By early afternoon 40 Negroes had been arrested,
including the ministers and Mrs. Rosa Parks, the woman
whose refusal to occupy the "coloured" section of a bus
three months ago led to the boycott. Mrs. Parks was
convicted then of violating local segregation laws and fined
$14: her appeal has now been rejected by Judge Eugene
Carter, who said he would uphold both city and State
segregation laws and directed Mrs. Parks to pay the fine
and costs.
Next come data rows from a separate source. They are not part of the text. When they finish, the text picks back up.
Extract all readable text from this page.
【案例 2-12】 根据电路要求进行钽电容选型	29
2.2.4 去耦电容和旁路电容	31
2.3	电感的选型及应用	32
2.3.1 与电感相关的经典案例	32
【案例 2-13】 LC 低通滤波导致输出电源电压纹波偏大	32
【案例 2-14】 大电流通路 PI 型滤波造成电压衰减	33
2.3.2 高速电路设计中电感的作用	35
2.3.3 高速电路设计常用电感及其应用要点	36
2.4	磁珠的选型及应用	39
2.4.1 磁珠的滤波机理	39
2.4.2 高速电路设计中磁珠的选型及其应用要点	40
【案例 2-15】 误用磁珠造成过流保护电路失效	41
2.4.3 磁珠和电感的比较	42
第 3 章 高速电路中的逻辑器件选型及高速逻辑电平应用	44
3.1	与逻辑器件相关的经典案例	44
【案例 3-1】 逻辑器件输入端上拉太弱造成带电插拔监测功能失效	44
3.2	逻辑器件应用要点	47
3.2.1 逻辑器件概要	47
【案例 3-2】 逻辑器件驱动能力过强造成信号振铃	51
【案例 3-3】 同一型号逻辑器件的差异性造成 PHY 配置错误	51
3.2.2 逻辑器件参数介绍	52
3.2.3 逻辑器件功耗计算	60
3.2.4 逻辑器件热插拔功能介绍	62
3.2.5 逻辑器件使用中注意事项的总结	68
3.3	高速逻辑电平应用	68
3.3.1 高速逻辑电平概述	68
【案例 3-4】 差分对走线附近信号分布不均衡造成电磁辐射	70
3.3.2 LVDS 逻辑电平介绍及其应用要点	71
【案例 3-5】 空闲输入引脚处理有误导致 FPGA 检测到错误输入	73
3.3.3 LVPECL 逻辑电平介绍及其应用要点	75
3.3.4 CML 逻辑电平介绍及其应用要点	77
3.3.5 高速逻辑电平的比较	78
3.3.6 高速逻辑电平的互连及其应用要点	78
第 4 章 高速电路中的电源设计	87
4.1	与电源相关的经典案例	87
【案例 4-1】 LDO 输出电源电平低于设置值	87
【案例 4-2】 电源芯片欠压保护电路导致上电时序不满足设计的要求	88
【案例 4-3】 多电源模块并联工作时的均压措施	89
She has appeal to the State Supreme Court.
All those arrested to-day have been finger-printed,
photographed, and released under a standard $300 bond.
The grand jury, of 17 white men and one Negro, said the
boycott had begun with 18 members of the "inter-
denominational alliance," composed mostly of Negro
ministers, which had set up the "Montgomery
Improvement Association" and had spent so far about
$18,000 on the boycott.
"Distrust, dislike, and hatred," the jury's report continued,
"are being taught in a community which for more than a
generation has enjoyed exemplary race relations." Small
incidents have been magnified, it was said, and ugly
rumours were being spread among both races. If this trend
continued, violence was inevitable.
@
2.3
The Negroes of Montgomery, Alabama, who have been
boycotting their city's buses for 11 months in protest
against "Jim Crow" regulations, appeared to have won their
point to-day when the Supreme Court reaffirmed a lower
court's ruling that racial segregation of bus services in
Alabama is unconstitutional.
The Montgomery bus company attempted to end
segregation in its vehicles last May, but the Alabama
government ordered it to continue its segregated service
under state law; four Negroes took the matter to a federal
court which ruled that racial segregation was
unconstitutional, and the state then appealed to the
Supreme Court.
The Supreme Court cited its 1954 ruling on racial
segregation in the schools, in which it discarded the
"separate but equal" doctrine which had until then been
accepted as a justification for segregation laws. To-day's
ruling will ultimately affect similar state laws in other
southern states - and in Tallahassee, Florida, the Negro
population is still continuing its boycott of the segregated
city buses.
A case against one of the ringleaders of the Montgomery
boycott is still under appeal; he was convicted in a state
court of conspiring to injure trade.